На балконе было не особо светло. В соседних квартирах огоньков тоже не наблюдалось, значит не мы одни такие. Я открыл окно, и теплый осенний ветерок ворвался в узкое пространство, позволяя, насытится кислородом.
Решил сесть на пол и Дашку потянул за собой. Она покорно опустилась рядом, коснувшись своим плечом моего.
Поразительная картина, и слов-то нет описать. Вечер, темная комната и мы с Лисицыной сидим, держась за руки. Она смотрит перед собой, а я на нее. Она едва дышит, и мне почему-то дышать тяжело. На языке столько вопросов, но задать ни один не решаюсь. Ладно, посидим так немного, потом свет включат, и разойдемся по разным комнатам. Только бы она дрожать перестала, и слезы на лицо не скатывались. Остальное уже не имеет значение, если честно.
— Т-ты ведь… не уйдешь? — разрывает тишину голос Дашки. Мне требуется больших усилий, чтобы вообще разобрать ее реплику. Говорит так тихо, почти шепотом.
— Пока ты не успокоишься, не уйду.
— Только маме не говори, пожалуйста? — кажется, она всхлипывает. Но освещение от телефонного фонарика такое тусклое, да и лежит он далеко, просто не дает тьме поглотить помещение до конца.
— Почему?
— Она думает, что все давно в прошлом.
— Ты боишься темноты? — вопрос с языка слетает быстрей, чем я успеваю подумать, а надо мне ли знать эту подробность жизни едва знакомого человека.
— Звуков в темноте, голоса… — Дашка поворачивает голову и смотрит на меня из-под густых ресниц. Вроде и тускло, вроде и видимость почти нулевая, а меня пробирает от ее взгляда. Там отчетливо, большими буквами, читается страх. А еще мольба, как у невинного и бездыханного животного. Сглатываю ком, который затесался в горле. Откидываю дурные мысли, и тут Лисицына вдруг подает голос.
— Мне было шесть. Знаешь, дети очень доверчивые. А он был таким набожным.

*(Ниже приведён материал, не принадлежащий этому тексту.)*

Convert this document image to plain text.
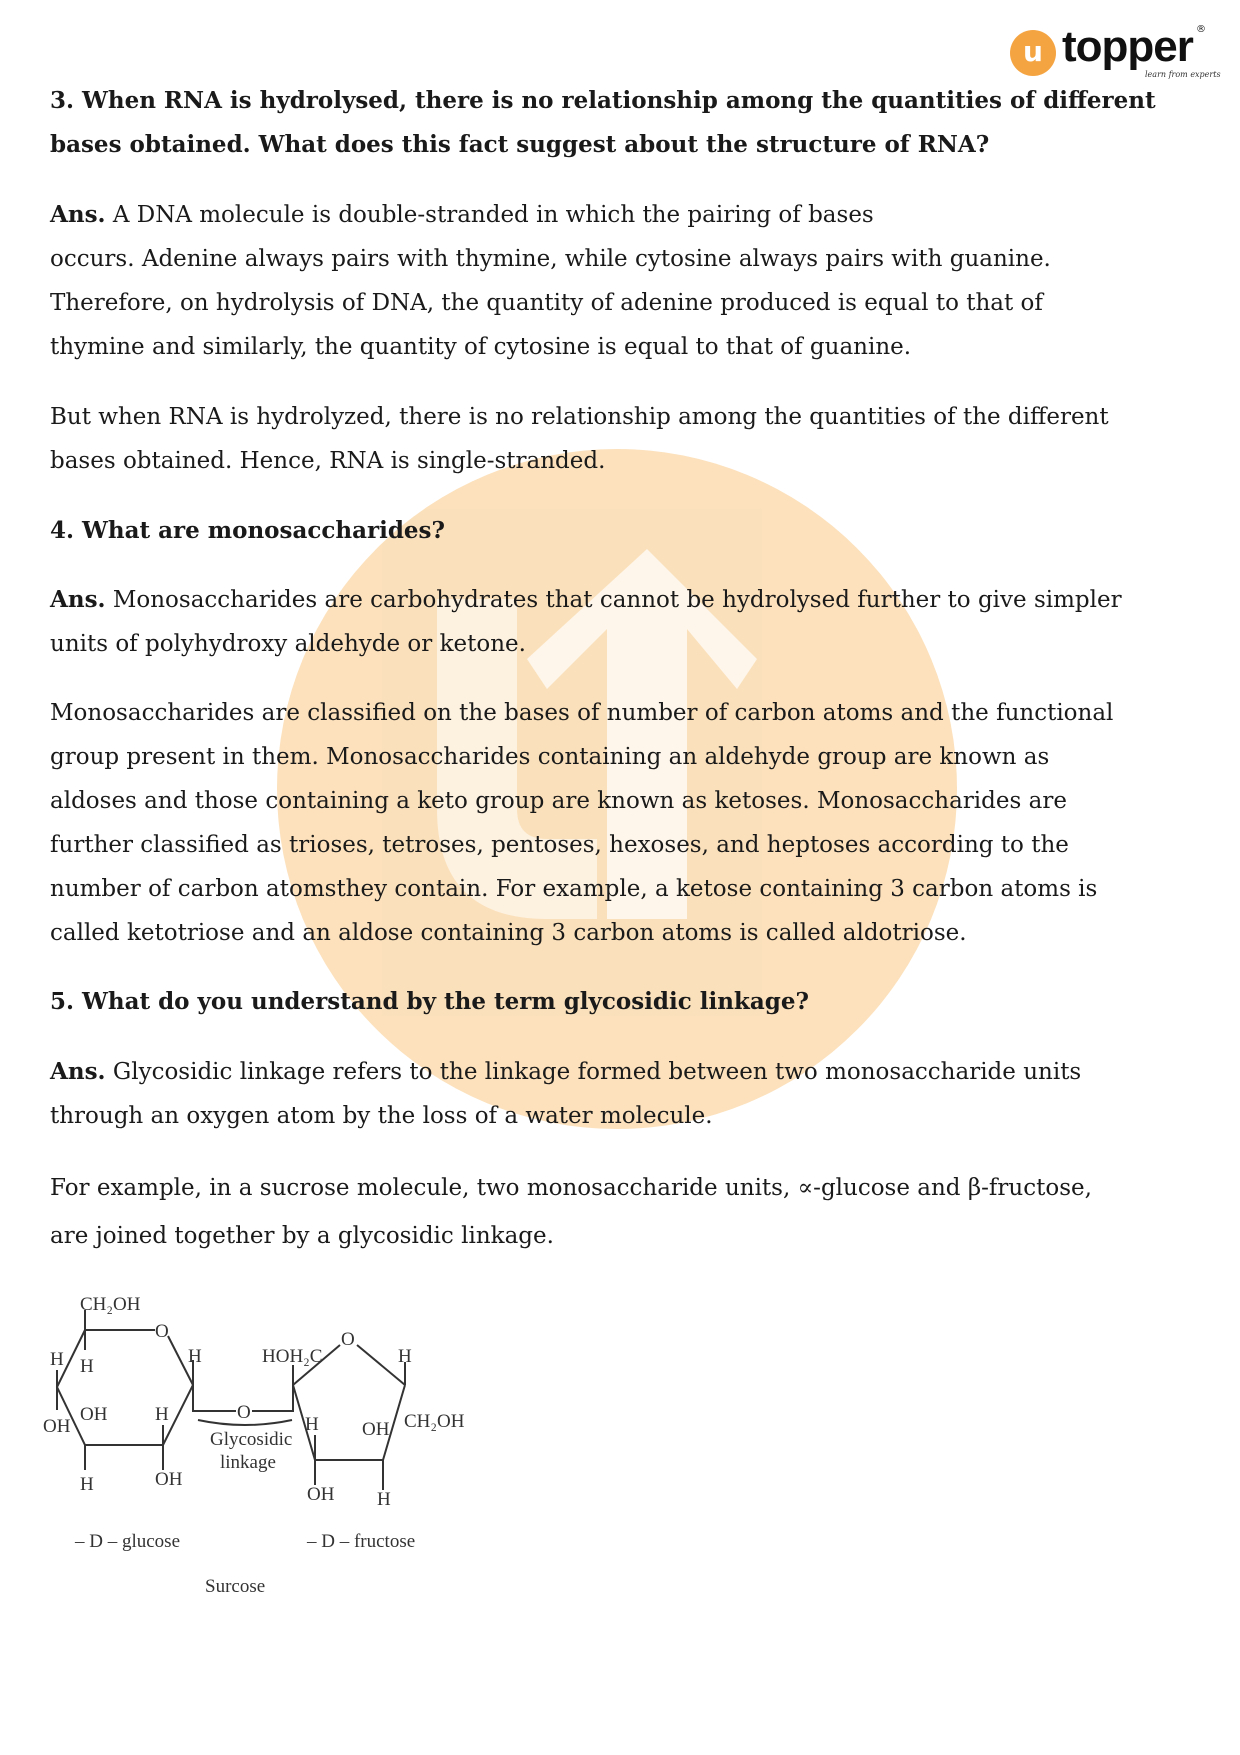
u topper ®
learn from experts
3. When RNA is hydrolysed, there is no relationship among the quantities of different
bases obtained. What does this fact suggest about the structure of RNA?
Ans. A DNA molecule is double-stranded in which the pairing of bases
occurs. Adenine always pairs with thymine, while cytosine always pairs with guanine.
Therefore, on hydrolysis of DNA, the quantity of adenine produced is equal to that of
thymine and similarly, the quantity of cytosine is equal to that of guanine.
But when RNA is hydrolyzed, there is no relationship among the quantities of the different
bases obtained. Hence, RNA is single-stranded.
4. What are monosaccharides?
Ans. Monosaccharides are carbohydrates that cannot be hydrolysed further to give simpler
units of polyhydroxy aldehyde or ketone.
Monosaccharides are classified on the bases of number of carbon atoms and the functional
group present in them. Monosaccharides containing an aldehyde group are known as
aldoses and those containing a keto group are known as ketoses. Monosaccharides are
further classified as trioses, tetroses, pentoses, hexoses, and heptoses according to the
number of carbon atomsthey contain. For example, a ketose containing 3 carbon atoms is
called ketotriose and an aldose containing 3 carbon atoms is called aldotriose.
5. What do you understand by the term glycosidic linkage?
Ans. Glycosidic linkage refers to the linkage formed between two monosaccharide units
through an oxygen atom by the loss of a water molecule.
For example, in a sucrose molecule, two monosaccharide units, ∝-glucose and β-fructose,
are joined together by a glycosidic linkage.
CH₂OH
O
H H	H
OH
OH	H
H	OH
O
Glycosidic
linkage
HOH₂C
O
H
H OH CH₂OH
OH H
– D – glucose	– D – fructose
Surcose
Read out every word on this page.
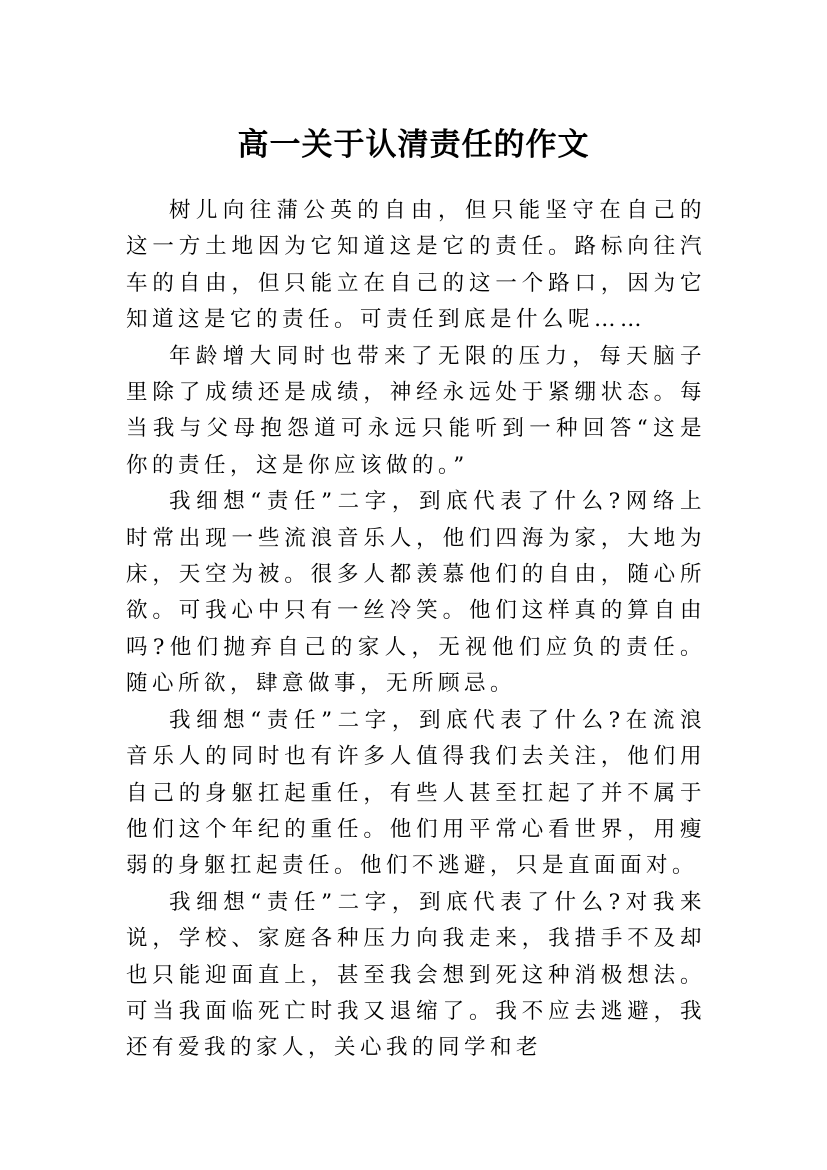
高一关于认清责任的作文

树儿向往蒲公英的自由，但只能坚守在自己的这一方土地因为它知道这是它的责任。路标向往汽车的自由，但只能立在自己的这一个路口，因为它知道这是它的责任。可责任到底是什么呢……

年龄增大同时也带来了无限的压力，每天脑子里除了成绩还是成绩，神经永远处于紧绷状态。每当我与父母抱怨道可永远只能听到一种回答“这是你的责任，这是你应该做的。”

我细想“责任”二字，到底代表了什么?网络上时常出现一些流浪音乐人，他们四海为家，大地为床，天空为被。很多人都羡慕他们的自由，随心所欲。可我心中只有一丝冷笑。他们这样真的算自由吗?他们抛弃自己的家人，无视他们应负的责任。随心所欲，肆意做事，无所顾忌。

我细想“责任”二字，到底代表了什么?在流浪音乐人的同时也有许多人值得我们去关注，他们用自己的身躯扛起重任，有些人甚至扛起了并不属于他们这个年纪的重任。他们用平常心看世界，用瘦弱的身躯扛起责任。他们不逃避，只是直面面对。

我细想“责任”二字，到底代表了什么?对我来说，学校、家庭各种压力向我走来，我措手不及却也只能迎面直上，甚至我会想到死这种消极想法。可当我面临死亡时我又退缩了。我不应去逃避，我还有爱我的家人，关心我的同学和老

— Что… — хрипит мой голос, но девчонка будто пропускает мимо реплику. Смотрит так внимательно в мои глаза, словно ищет там, ищет надежду, ищет спасательный круг. Снова сглатываю.
— Он часто играл с детками, конфеты раздавал. Его все родители любили. Добрый дядечка, который помолится за вашего малыша. В тот день было солнечно, и я вышла во двор к девочкам. А их не было. Зато был он. Улыбнулся и протянул конфету. Предложил поиграть с ним… — Дашка замолкает, делая глубокий вдох. Ее зрачки слегка расширяются, и теперь уже, кажется, она смотрит не на меня. Будто погрузилась в свои воспоминания.
— Я
знала, это хороший дядя. И все родители знали, что он хороший. В церковь ходил. Собирал деток у себя. Подарки мастерил им. Шутил и играл. Поэтому пошла с ним, не задумываясь. А он… он завел меня в комнату без окон, закрыл дверь и потушил свет.— Твою мать… — сорвалось у меня. В груди защипало, так если бы два крюка воткнули и подвесили к стенке. А в животе словно ледяная яма образовалась, куда бухнуло сердце и замерло в диком оцепенении.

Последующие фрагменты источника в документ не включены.